Sebelumnya, KPK telah memeriksa Hasto Kristiyanto terkait kasus dugaan suap yang melibatkan Harun Masiku pada Senin, 13 Januari 2025. Namun, Hasto tidak ditahan sebagai tersangka setelah menjalani pemeriksaan.
Meski demikian, KPK memastikan akan memanggil Hasto kembali sebagai tersangka. Hal ini disampaikan oleh Juru Bicara KPK, Tessa Mahardhika. “Pasti yang bersangkutan akan dipanggil kembali,” ujar Tessa.
Baca juga: KPK Periksa Sekjen PDIP Hasto Kristiyanto Terkait Kasus Suap Harun Masiku
Sementara itu, dalam sebuah video yang diunggah di kanal YouTube Sindonews, Hasto Kristiyanto juga mengungkapkan bahwa PDIP akan tetap solid dan tidak terpengaruh oleh kasus ini. “Kami tetap solid, kami tetap berjuang untuk kepentingan rakyat dan bangsa,” ujarnya.

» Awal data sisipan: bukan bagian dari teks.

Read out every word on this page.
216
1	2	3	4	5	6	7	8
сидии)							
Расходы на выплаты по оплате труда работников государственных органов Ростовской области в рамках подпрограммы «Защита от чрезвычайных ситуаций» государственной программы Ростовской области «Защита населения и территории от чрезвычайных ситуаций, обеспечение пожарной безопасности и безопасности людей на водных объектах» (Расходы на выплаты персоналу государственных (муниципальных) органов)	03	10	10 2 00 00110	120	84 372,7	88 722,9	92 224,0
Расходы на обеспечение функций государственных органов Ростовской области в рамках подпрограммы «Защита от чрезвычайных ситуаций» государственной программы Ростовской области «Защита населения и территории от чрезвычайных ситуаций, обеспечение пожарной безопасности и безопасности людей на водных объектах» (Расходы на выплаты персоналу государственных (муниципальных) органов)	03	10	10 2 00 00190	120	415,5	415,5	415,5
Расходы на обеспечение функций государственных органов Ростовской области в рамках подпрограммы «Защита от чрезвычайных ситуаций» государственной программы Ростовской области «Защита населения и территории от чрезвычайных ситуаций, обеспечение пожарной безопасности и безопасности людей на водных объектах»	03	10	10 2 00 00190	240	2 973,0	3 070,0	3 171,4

Video tersebut juga menampilkan Hasto yang mengatakan bahwa PDIP akan terus berjuang untuk menjaga keutuhan bangsa dan negara. “Kami akan terus berjuang untuk menjaga keutuhan bangsa dan negara, untuk membangun Indonesia yang lebih baik,” tuturnya.
Dalam video tersebut, Hasto juga menegaskan bahwa PDIP akan terus berjuang untuk melawan korupsi dan menjunjung tinggi supremasi hukum. “Kami akan terus berjuang untuk melawan korupsi dan menjunjung tinggi supremasi hukum,” pungkasnya.